Given current SOTA, no, they don’t.

But there’s no reason why they couldn’t — just capture the vectors of some of the earlier hidden layers during the RAG encoder’s inference run, and append these intermediate vectors to the final embedding vector of the output layer to become the vectors you throw into your vector DB. (And then do the same at runtime for embedding your query prompts.)

Probably you’d want to bias those internal-layer vectors, giving them an increasingly-high “artificial distance” coefficient for increasingly-early layers — so that a document closely matching in token space or word space or syntax-node space improves its retrieval rank a bit, but not nearly as much as if the document were a close match in concept space. (But maybe do something nonlinear instead of multiplication here — you might want near-identical token-wise or syntax-wise matches to show up despite different meanings, depending on your use-case.)

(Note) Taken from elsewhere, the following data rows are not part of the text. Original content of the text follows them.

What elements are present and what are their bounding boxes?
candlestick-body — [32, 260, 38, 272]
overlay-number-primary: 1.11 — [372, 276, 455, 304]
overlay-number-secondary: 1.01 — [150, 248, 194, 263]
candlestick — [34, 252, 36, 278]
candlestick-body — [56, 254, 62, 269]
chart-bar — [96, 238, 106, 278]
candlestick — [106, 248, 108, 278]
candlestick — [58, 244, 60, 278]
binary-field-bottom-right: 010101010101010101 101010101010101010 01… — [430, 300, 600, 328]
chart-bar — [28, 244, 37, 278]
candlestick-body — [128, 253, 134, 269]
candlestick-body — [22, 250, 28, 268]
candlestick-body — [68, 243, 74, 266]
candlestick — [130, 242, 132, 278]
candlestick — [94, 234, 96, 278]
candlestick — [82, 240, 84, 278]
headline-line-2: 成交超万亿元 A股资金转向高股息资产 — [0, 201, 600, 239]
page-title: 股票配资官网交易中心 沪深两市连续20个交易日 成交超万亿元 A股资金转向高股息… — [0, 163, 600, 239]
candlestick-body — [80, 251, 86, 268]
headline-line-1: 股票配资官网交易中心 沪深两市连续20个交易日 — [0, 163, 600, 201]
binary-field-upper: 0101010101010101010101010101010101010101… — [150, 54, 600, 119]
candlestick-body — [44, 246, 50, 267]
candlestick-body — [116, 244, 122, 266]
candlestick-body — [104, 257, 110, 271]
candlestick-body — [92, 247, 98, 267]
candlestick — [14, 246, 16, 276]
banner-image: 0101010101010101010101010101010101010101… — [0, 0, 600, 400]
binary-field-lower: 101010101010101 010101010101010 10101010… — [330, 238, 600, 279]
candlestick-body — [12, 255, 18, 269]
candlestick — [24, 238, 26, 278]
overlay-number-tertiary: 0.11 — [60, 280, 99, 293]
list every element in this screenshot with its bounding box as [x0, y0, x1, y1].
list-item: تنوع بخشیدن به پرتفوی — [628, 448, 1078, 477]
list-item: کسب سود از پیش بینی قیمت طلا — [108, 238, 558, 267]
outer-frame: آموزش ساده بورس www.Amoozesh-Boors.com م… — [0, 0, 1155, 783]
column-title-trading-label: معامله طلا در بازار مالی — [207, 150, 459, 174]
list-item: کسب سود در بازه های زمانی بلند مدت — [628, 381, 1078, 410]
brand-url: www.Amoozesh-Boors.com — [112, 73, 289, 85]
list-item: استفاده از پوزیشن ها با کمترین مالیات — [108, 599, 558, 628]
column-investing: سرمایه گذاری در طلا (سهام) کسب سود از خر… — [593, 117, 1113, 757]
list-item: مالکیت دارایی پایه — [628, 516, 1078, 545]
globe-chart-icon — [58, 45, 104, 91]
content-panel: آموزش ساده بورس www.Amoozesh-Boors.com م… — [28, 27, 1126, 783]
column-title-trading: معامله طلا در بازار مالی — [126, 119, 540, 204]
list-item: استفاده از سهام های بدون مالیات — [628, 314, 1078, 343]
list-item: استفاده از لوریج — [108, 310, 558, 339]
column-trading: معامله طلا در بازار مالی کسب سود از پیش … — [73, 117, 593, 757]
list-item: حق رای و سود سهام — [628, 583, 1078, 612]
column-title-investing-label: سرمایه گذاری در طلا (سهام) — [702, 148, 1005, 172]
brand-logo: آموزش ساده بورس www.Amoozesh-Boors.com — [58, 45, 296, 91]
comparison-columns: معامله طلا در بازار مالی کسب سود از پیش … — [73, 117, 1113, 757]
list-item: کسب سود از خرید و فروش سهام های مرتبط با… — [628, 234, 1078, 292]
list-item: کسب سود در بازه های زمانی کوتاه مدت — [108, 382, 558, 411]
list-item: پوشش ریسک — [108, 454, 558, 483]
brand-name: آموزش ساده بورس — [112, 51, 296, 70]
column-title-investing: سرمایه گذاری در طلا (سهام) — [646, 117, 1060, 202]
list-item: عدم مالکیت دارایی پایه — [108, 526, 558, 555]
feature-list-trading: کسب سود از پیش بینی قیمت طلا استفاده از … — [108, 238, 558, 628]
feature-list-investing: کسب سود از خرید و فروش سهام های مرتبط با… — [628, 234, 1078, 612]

Come to think, you could probably build a pretty good source-code search RAG off of this approach.

(Also, it should hopefully be obvious here that if you fine-tuned an encoder-decoder LLM to label matches based on criteria where some of those criteria are only available in earlier layers, then you’d be training pass-through vector dimensions into the intermediate layers of the encoder — such that using such an encoder on its own for RAG embedding should produce the same effect as capturing + weighting the intermediate layers of a non-fine-tuned LLM.)